O primeiro alvo do projeto de sedução de José foi uma secretária de uns 30 anos de sua empresa. Tinha o nariz arrebitado, vagamente parecido com o de uma das ninfas. Dirigiu-lhe galanteios desajeitados e uma proposta ainda mais tosca de saírem “para uma noitada”. Ela o olhou de cima abaixo:

– Você não se enxerga? – observou com desprezo.

A segunda e a terceira tentativas foram com garçonetes de duas lanchonetes que frequentava, perto da casa de Natália. Foi pior ainda, elas riram e zombaram dele diante dos outros clientes. O mais grave é que a amante soube do vexame, sentiu-se desrespeitada e, aos guinchos, decidiu dar um tempo na relação. Mas José sabia que era para sempre, o envolvimento deles fazia tempo que estava péssimo. “Não faz mal, tenho as minhas ninfas”, pensou, dessa vez com rancor.

Decidido a vingar-se, José pensou no que fazer. Refletiu friamente, como fazia quando encarava um problema contábil. Primeiro, admitiu que não conseguiria seduzir cinco mulheres e reduziu o número de ninfas substitutas para três. Segundo, reconheceu que não conquistaria balconistas, secretárias e outras mulheres independentes, não a curto prazo, e decidiu contratar profissionais do sexo. Terceiro, confessou para si mesmo que não tinha dinheiro para belas acompanhantes, dignas de suas ninfas; teria de se virar com mulheres da rua…

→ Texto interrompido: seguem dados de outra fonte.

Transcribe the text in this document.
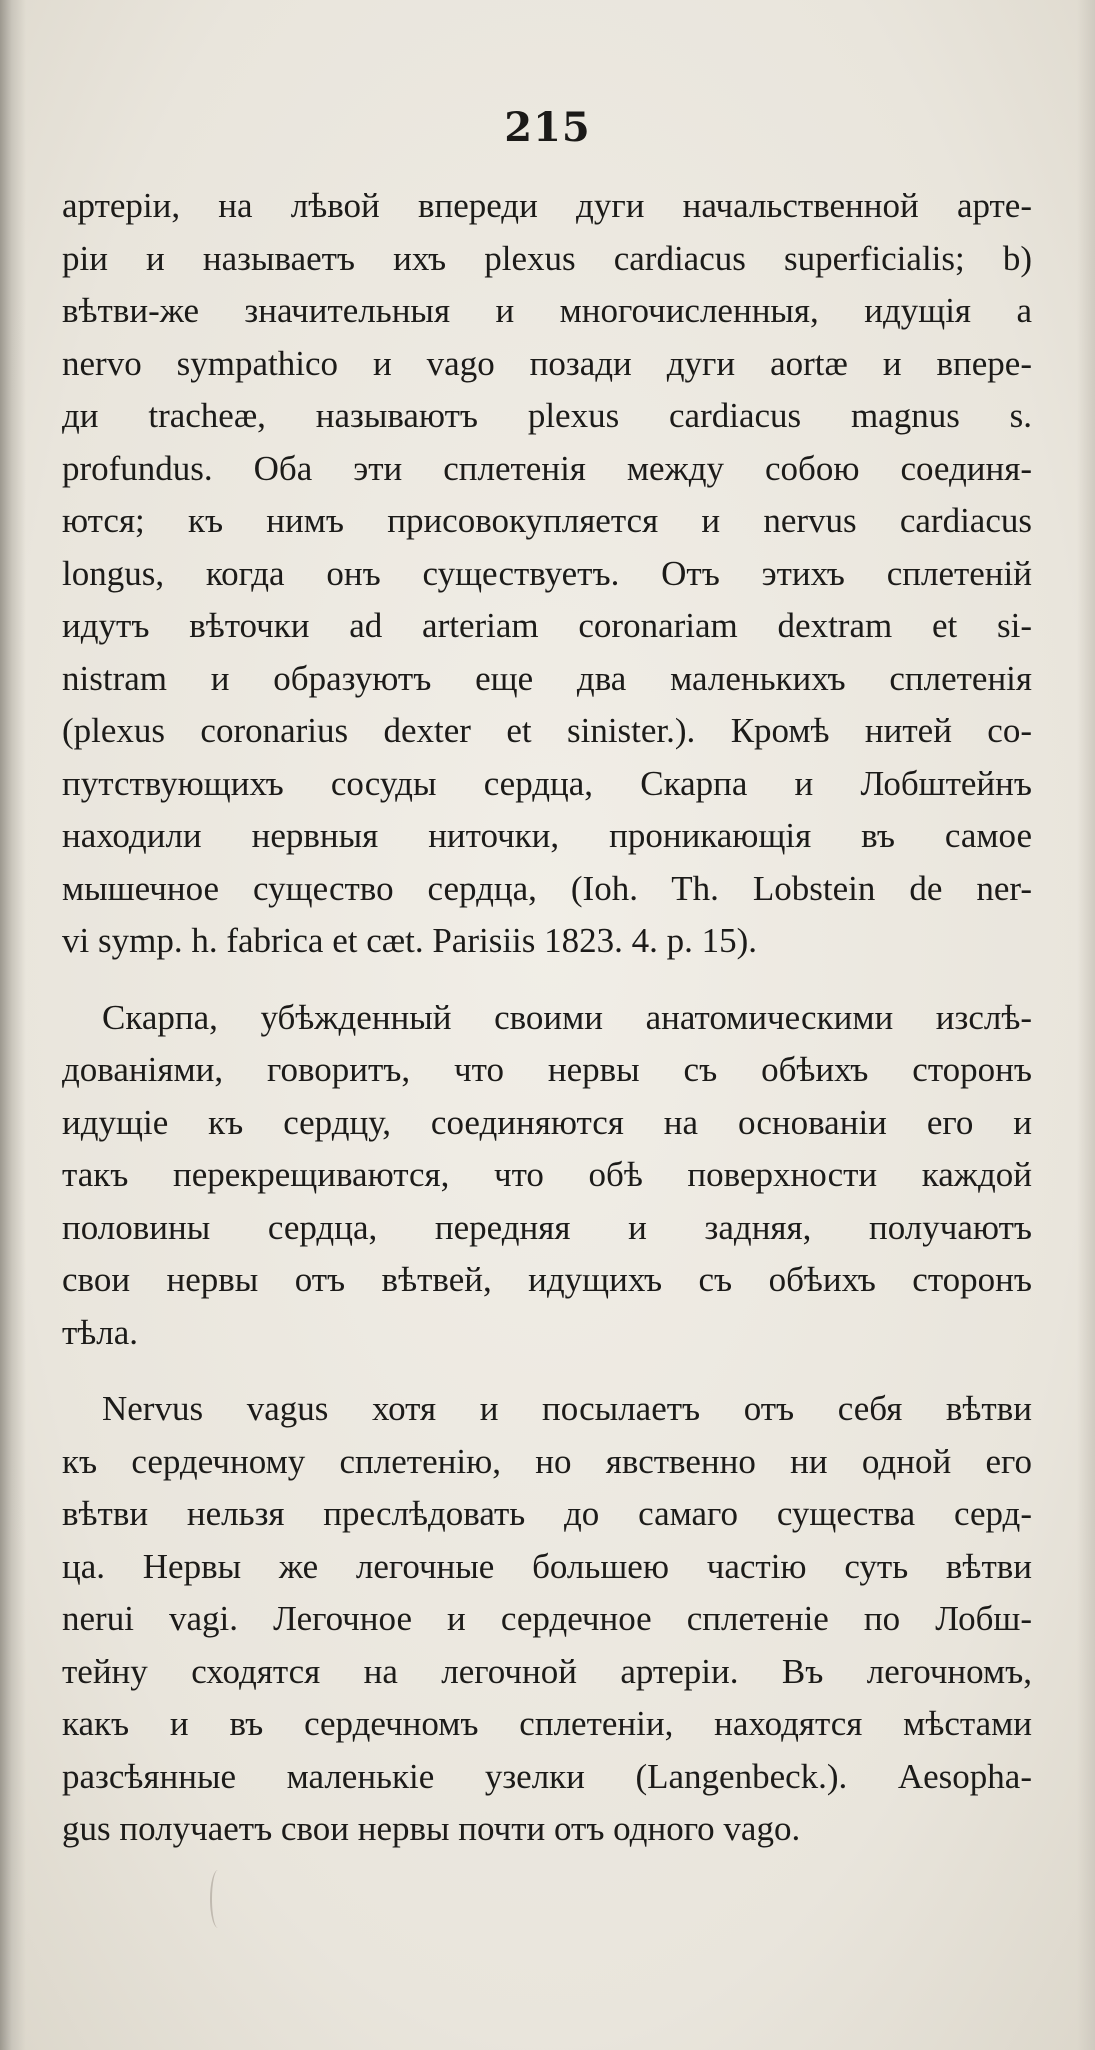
215
артеріи, на лѣвой впереди дуги начальственной арте-
ріи и называетъ ихъ plexus cardiacus superficialis; b)
вѣтви-же значительныя и многочисленныя, идущія а
nervo sympathico и vago позади дуги aortæ и впере-
ди tracheæ, называютъ plexus cardiacus magnus s.
profundus. Оба эти сплетенія между собою соединя-
ются; къ нимъ присовокупляется и nervus cardiacus
longus, когда онъ существуетъ. Отъ этихъ сплетеній
идутъ вѣточки ad arteriam coronariam dextram et si-
nistram и образуютъ еще два маленькихъ сплетенія
(plexus coronarius dexter et sinister.). Кромѣ нитей со-
путствующихъ сосуды сердца, Скарпа и Лобштейнъ
находили нервныя ниточки, проникающія въ самое
мышечное существо сердца, (Ioh. Th. Lobstein de ner-
vi symp. h. fabrica et cæt. Parisiis 1823. 4. p. 15).
Скарпа, убѣжденный своими анатомическими изслѣ-
дованіями, говоритъ, что нервы съ обѣихъ сторонъ
идущіе къ сердцу, соединяются на основаніи его и
такъ перекрещиваются, что обѣ поверхности каждой
половины сердца, передняя и задняя, получаютъ
свои нервы отъ вѣтвей, идущихъ съ обѣихъ сторонъ
тѣла.
Nervus vagus хотя и посылаетъ отъ себя вѣтви
къ сердечному сплетенію, но явственно ни одной его
вѣтви нельзя преслѣдовать до самаго существа серд-
ца. Нервы же легочные большею частію суть вѣтви
nerui vagi. Легочное и сердечное сплетеніе по Лобш-
тейну сходятся на легочной артеріи. Въ легочномъ,
какъ и въ сердечномъ сплетеніи, находятся мѣстами
разсѣянные маленькіе узелки (Langenbeck.). Aesopha-
gus получаетъ свои нервы почти отъ одного vago.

O passo seguinte foi procurar uma zona de prostituição, escolher três mulheres ainda passáveis e encomendar o serviço. Não, não queria sexo, declarou; queria que dessem uma surra em Natália – “mas não muito forte, mais um susto”. E que, na ocasião, dissessem as palavras mágicas:

“Esquece José. Ele é nosso! Não vamos deixar você ficar com ele!” Depois passou o endereço da vítima e pagou metade da quantia combinada; o resto entregaria após o serviço.

Ele ficou à noite em casa, esperando notícias, mas nada. Foi para o trabalho de manhã, e afinal recebeu uma ligação. Mas não era das três justiceiras; era da polícia, convocando-o para prestar depoimento na delegacia do bairro.

No dia seguinte, suando de nervoso, José sentou-se diante do delegado. Foi informado da morte de Natália – provavelmente acidental, por ter batido a cabeça na quina de uma mesa de mármore depois de ser empurrada e cair –, da prisão em flagrante das três mulheres depois que um vizinho ouviu a discussão aos guinchos e chamou a polícia, e que elas confessaram o envolvimento dele no atentado. Abatido, admitiu tudo.

Agora José espera o julgamento na prisão. Descobriu, mortificado, que a grande maioria dos presos, jovens feras, olha com desprezo para um contador cinquentão, barrigudo e meio careca, que não passa de um amador no mundo do crime. É obrigado a dormir junto à “boca do boi”, o buraco que serve de latrina na cela, de um fedor inacreditável. De vez em quando, sonha com as ninfas.